Another flash and Thomas was naked, walking through a forest. Mud squished between his toes, fallen twigs and thorns pierced his feet and he could not feel their bite. A familiar awareness washed over him, as though he’d been here before. The colors were more vibrant; the greens in the grass were bright; the reds in the leaves were rich, and the blues in the sky were crisp. Tilting his head up, nose to the wind, Thomas inhaled deeply. An earthy fragrance of pine and moss consumed his senses unlike anything before. He gave pause and placed his hand over his heart; it beat to a different rhythm. This feral, powerful strength raced through his veins and throbbed to the tips of his ears. His blood pulsed with the earth.
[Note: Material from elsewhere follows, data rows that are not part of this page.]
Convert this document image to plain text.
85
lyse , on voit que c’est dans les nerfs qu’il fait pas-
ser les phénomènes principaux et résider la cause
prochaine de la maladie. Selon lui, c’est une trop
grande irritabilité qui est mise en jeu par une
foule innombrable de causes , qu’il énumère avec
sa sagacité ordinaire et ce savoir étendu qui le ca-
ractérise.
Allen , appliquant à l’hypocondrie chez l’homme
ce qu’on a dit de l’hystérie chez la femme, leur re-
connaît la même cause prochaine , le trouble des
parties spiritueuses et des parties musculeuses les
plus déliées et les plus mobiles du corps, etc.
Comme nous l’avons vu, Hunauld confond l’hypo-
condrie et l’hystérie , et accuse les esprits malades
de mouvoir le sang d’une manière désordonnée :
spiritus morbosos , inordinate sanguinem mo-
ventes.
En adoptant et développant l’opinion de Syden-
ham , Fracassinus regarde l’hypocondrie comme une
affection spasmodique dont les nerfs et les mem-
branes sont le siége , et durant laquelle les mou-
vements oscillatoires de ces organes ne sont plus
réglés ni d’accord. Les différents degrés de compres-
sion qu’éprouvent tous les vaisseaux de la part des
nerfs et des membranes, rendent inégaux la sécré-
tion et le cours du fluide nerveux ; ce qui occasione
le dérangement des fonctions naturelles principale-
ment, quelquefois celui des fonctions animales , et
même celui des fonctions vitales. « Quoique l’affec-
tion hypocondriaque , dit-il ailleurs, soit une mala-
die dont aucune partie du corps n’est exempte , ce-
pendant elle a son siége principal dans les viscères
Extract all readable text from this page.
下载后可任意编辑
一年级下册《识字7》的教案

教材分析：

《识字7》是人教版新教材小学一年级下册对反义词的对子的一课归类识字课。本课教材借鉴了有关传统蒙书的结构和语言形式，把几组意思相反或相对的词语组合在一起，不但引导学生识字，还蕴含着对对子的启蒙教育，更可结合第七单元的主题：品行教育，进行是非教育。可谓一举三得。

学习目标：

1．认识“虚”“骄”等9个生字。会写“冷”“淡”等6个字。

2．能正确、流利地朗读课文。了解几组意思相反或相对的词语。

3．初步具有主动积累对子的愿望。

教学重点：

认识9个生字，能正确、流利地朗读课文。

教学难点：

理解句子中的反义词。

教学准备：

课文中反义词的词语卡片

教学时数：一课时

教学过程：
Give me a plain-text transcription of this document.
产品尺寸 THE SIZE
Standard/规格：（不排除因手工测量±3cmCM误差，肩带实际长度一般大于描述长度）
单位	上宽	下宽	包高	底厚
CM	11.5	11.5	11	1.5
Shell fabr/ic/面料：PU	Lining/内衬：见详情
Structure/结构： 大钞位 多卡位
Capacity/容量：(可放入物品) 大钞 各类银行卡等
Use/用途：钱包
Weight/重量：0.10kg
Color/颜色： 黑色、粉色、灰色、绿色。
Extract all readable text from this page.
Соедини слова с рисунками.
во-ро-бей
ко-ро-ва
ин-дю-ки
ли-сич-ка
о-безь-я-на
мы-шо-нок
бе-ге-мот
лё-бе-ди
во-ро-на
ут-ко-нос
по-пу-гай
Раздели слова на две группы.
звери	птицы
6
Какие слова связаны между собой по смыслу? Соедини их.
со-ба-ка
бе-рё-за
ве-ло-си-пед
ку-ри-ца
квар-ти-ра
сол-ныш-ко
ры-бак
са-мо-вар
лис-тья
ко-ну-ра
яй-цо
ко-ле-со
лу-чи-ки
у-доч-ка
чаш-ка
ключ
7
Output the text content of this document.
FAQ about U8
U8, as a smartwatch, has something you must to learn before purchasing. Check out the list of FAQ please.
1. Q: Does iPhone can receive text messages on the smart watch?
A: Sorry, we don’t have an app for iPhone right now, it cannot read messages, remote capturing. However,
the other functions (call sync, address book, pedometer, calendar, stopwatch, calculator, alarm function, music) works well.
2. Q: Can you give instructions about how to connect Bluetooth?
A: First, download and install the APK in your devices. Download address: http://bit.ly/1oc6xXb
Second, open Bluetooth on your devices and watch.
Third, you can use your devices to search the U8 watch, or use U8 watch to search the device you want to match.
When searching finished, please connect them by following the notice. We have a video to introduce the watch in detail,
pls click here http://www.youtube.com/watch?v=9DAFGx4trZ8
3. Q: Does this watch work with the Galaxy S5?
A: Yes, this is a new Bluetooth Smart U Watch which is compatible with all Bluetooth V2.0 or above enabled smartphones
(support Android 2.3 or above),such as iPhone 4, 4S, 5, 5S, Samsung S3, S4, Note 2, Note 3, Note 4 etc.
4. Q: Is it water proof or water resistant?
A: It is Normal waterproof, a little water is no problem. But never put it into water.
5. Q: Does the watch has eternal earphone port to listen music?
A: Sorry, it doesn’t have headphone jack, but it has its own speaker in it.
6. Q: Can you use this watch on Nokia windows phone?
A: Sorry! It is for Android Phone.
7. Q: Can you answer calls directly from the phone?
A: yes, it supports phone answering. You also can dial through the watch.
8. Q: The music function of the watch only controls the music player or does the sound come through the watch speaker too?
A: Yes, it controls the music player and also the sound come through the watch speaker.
Reality or a dream, he could not distinguish between the two as he found himself walking a twisting dirt trail. Bluebells of a striking royal blue hue covered the ground. The sun shone through the tops of tall pines, cascading rays of light like misty fingers rea
ching down from the sky. Something within him drove him farther as if he was hunting prey. Crouching, Thomas’s body became tense and alert while he searched the shadows, but for what he did not know.
The wildness of the forest drew him in deeper. Ahead a man came into view and Thomas hid behind a thick-trunked tree. The man was bent down, hunched over a dead stag with his back to Thomas. As Thomas crept closer, the vegetation crunched beneath his feet and startled the man. The man raised his head and looked behind him. Thomas gasped in horror. It was him…Thomas de Wolfe. Dark eyes with a savage gleam stared back at him. Blood dripped from the man’s mouth and stained his lips. In his left hand he held a fist-full of bloody raw meat.
Thomas grabbed the tree in front of him to steady his balance while his stomach lurched. No longer able to hold back the bile, he emptied the contents of his stomach. This could not be real. It was as though he was on the outside looking in upon this madness, upon this demon.
When the last wave of revulsion passed, Thomas dared another glance and prayed that it was all a dream, some twisted nightmare that would soon end. Slowly, he opened his eyes and met the intense glare of a wolf as white as freshly fallen snow. Blood stained the fur around its mouth and chest. The beast growled low and wild, snapping its razor sharp teeth while it guarded the stag. The white beast dared Thomas to move. Thomas’s eyes widened and he shook his head. It cannot be. But it was. He was staring into his own dark depths.